Saadet: Bize biraz kendinizden bahseder misiniz? Öğretmensiniz aslında ve sonra rotayı çocuk edebiyatına da çeviriyorsunuz. Nasıl bir süreç izledi sizi?

Sezin: 2016 yılında Boğaziçi Üniversitesi, Açık Radyo ve Nazım Hikmet Kültür ve Sanat Araştırma Merkezi, Nazım Hikmet’in Memleketimden İnsan Manzaralarının yazışılışının 70. yılı anısına hazırladıkları proje kitapta “Bir Göl Kıyısı Hikayesi” başlıklı öyküm yer aldı. O öyküde çocukluk anılarımın saklı olduğu göl kıyısındaki bahçeyi anlattım. Çocukluğumun bahçesine geri dönünce de bir daha çıkmak istemedim… Özlemişim çok…
Saadet: Sizce çocuk edebiyatı nedir? Size çocuklarla iletişiminizde neye eşlik eder?
Sezin: Çocuk edebiyatı özgürce düşünebilmek, sınırsızca düş kurabilmek sanırım. Çocuklar için öykü yazmak, çocukların kapısına gidip bizi içeri kabul eder misiniz demek… Büyüklerin kurduğu oyunun kurallarını çok acımasız bulup çocukların oyun dünyasına dönmek istemek… Çocuklarla iletişim kurabiliyor muyum bilmiyorum. Umarım becerebiliyorumdur.
Saadet: Okulda bir projeniz var, daha doğrusu öğrencilerinizden gelen talebi somutlaştırmada yardımcı oldunuz. Görme engelliler için okuma salonu. Biraz bahseder misiniz neler yapıyor öğrencileriniz?
Sezin: Ah bu soruyu yanıtlarken sayfalarca yazabilirim, birinin beni durdurması lazım… Öğrencilerim neler yapıyor? Muhteşem işler yapıyorlar. 19 yıldır ENKA Okulları’nda öğretmenim ve her sene gençlerden yeni şeyler öğrenerek büyüyorum ben de… Onların heyecanı, yaşama sevinci, hayallerinin peşinden koşmaları bana örnek oluyor. Öğrencilerimiz, yaptıkları sosyal sorumluluk projeleriyle dünyayı nasıl daha güzel bir yer yapabiliriz diye uğraş veriyorlar. ENKA Sesli Kütüphanesi de okulumuzda yapılan sosyal sorumluluk projelerinden biriydi. İki sene önce “Sesimiz Kitap Olsun.” dediler ve Eyüp’te bulunan İstanbul Büyükşehir Belediyesi Sesli Kütüphanesi’ne bağlı olarak okulumuzda bir kabin kurdular. Ve şimdi ders aralarında fırsat buldukça ya da dersler bittikten sonra okulda kalarak ENKA Sesli Kütüphane’de görme engelli çocuklarımız için kitap okuyorlar, onlara ses ışık oluyorlar.

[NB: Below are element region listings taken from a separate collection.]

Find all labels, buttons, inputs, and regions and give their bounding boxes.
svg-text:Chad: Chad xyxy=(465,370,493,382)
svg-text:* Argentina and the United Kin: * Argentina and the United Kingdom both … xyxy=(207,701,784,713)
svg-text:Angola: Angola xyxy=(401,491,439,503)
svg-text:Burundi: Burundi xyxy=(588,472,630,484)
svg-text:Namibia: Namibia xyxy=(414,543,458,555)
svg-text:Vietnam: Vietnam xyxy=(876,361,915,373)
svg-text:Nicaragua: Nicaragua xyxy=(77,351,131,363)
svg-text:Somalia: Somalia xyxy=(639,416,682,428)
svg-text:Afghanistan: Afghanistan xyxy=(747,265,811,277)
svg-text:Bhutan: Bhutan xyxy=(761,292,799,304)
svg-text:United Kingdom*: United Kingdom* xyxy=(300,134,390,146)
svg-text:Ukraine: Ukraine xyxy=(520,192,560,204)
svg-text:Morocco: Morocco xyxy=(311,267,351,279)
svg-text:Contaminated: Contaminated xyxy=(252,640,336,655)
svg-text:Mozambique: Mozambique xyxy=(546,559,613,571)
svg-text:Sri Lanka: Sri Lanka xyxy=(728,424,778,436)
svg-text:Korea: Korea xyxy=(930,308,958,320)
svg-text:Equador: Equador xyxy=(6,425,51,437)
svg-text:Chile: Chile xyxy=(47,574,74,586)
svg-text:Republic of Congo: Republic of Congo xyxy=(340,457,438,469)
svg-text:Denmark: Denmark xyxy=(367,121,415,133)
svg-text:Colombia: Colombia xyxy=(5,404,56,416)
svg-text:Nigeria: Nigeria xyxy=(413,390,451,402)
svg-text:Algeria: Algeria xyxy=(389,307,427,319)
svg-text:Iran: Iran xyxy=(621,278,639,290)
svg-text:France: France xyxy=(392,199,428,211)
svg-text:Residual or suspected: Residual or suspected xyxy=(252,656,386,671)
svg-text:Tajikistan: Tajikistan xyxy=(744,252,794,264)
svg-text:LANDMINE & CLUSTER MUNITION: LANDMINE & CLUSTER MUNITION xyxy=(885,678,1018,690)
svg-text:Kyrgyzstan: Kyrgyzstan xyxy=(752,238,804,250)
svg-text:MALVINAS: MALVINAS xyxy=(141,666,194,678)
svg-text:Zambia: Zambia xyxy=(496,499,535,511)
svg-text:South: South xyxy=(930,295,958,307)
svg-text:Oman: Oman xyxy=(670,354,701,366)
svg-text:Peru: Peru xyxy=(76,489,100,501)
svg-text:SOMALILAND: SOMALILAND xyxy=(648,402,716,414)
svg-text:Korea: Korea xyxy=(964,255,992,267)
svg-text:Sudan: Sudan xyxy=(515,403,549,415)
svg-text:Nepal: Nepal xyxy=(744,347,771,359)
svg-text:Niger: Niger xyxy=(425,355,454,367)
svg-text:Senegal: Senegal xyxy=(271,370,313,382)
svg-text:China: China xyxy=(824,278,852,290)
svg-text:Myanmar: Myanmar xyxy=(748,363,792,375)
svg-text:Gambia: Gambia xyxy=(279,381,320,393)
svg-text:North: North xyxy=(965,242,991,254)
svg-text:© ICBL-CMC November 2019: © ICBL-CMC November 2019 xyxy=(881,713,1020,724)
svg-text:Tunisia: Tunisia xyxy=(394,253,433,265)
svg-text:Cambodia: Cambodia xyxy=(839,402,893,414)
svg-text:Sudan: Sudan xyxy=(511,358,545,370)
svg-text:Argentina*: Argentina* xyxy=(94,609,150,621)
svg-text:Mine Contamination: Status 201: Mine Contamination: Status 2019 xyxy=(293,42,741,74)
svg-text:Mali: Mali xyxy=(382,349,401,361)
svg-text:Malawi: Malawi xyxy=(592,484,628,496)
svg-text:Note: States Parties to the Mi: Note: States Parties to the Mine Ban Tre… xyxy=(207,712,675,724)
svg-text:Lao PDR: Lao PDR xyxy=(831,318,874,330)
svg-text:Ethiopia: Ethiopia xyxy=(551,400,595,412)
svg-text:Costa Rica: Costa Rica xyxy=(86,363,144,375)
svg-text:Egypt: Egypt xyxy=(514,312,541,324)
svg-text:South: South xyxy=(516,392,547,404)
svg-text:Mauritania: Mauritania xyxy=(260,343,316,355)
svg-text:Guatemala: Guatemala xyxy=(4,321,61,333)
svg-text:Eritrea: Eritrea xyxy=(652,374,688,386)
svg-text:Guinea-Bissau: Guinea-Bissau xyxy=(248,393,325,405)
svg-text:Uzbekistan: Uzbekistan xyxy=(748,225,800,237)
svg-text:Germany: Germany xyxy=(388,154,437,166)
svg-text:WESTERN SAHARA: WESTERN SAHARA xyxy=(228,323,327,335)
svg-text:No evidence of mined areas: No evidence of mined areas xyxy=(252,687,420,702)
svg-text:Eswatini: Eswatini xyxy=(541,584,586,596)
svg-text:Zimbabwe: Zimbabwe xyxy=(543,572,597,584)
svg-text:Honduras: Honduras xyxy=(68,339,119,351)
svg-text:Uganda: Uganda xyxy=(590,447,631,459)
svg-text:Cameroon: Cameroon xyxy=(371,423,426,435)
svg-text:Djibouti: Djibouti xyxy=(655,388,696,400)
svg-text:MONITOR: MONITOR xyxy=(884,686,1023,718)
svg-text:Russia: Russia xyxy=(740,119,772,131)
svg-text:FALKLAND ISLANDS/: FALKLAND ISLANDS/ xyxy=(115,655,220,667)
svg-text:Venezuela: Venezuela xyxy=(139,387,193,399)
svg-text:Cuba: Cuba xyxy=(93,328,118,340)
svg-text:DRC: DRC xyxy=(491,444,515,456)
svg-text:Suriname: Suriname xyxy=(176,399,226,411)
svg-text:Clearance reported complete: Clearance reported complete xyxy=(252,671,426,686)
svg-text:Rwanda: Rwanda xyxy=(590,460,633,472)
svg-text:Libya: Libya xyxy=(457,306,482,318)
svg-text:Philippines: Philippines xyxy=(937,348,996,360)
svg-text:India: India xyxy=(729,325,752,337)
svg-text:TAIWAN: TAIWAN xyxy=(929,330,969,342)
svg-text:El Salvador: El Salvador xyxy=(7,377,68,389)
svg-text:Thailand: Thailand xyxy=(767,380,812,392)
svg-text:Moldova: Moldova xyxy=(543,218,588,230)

Saadet: Gelelim Çakıltaşı kitabına. Ben okurken keyif aldım. Anneanneler/babaanneler çok özeldir ve koşulsuz severler torunlarını. Hatta kendi çocuklarımın anneanne ve babaanne örneklerinden yola çıkacak olursam olabildiği kadar toleranslı ve bize olmadıkları kadar onlardan yanalar J Kendi annem özelinde söyleyecek olursam da bize kurduğu disiplin kelimesinden d harfi bile kalmadı. Sevgisi elbette her zaman bizimle ve hep olsun. Siz de Çakıltaşı kitabını anneanne ve torun ilişkisi üzerinden kuruyorsunuz. Sizde mi benim gibi düşünenlerdesiniz yoksa özel bir sebebi var mıydı kurguyu böyle oluşturmanızın?
Sezin: Evet, genelde bu sizin söylediğiniz gibi sanırım… Anneanneler, babaanneler “Disiplini siz verin, artık bizim sevme zamanımız…” diyorlar… Çakıltaşı öyküsünde Doğa’yla birlikte anneannesini de karakter olarak öyküye koymak istedim. Çünkü çocuklarımızın anneanne, babaanne evlerinin kokusuyla büyüyebilmelerini isterdim. Oysa İstanbul’da son yıllarda hızlanan kentsel dönüşüm adlı bulaşıcı hastalık, bu anneanne, babaanne kokulu evleri yok ediyor. Bir iki senedir yaşadığım semtte antikacı adıyla eşya satan dükkanlar çoğaldı. Bu dükkanların önünden geçerken üzülüyorum. Sokak üstüne, kaldırımlara taşmış eski eşyaları görünce içim acıyor. Yıkılan, yok edilen evlerin deşilen ruhu onlar… Kaldırımlara dökülmüş anılar…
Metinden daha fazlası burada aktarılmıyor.